Ao contrário do arguto pescador de Gont, este velho, por temor e respeito pelos seus poderes mágicos, teria dado o barco a Gued. Mas este pagou-lhe à boa maneira de feiticeiro, curando-lhe os olhos das cataratas que estavam prestes a cegá-lo. Então o velho, regozijando-se, disse-lhe:
— Demos ao barco o nome de Maçarico, mas chama-lhe tu Vê-longe, pinta-lhe olhos aos lados da proa e a minha gratidão irá olhando por ti dessa madeira cega, livrando-te de rochedos e recifes. Porque eu já esquecera quanta luz há no mundo até que tua mão deste de novo.
Gued fez ainda outros trabalhos nesses dias passados na aldeia, sob as íngremes florestas da Mão, à medida que o poder voltava a ele.
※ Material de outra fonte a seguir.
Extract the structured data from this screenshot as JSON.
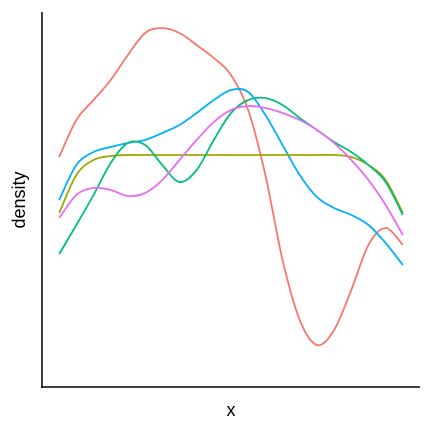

Esta gente era parecida com a que ele conhecera em rapaz, no Vale do Norte de Gont, embora mais pobres ainda que esses. Entre eles sentia-se em casa, como nunca se sentiria nos palácios dos abastados, e conhecia-lhes as amargas necessidades sem precisar de perguntar. Assim, lançou encantamentos de curar e defender sobre crianças aleijadas ou doentes, e de crescer e prosperar sobre os rebanhos dos aldeões, rebanhos de cabras e ovelhas só pele e osso. Apôs a runa Simn em fusos e teares, em remos de barcos, em utensílios de bronze e de pedra que lhe trouxeram, para que cumprissem bem a sua tarefa. E inscreveu na trave-mestra das cabanas a runa Pirr que protege a casa e quem lá vive contra o fogo, o vento e a loucura.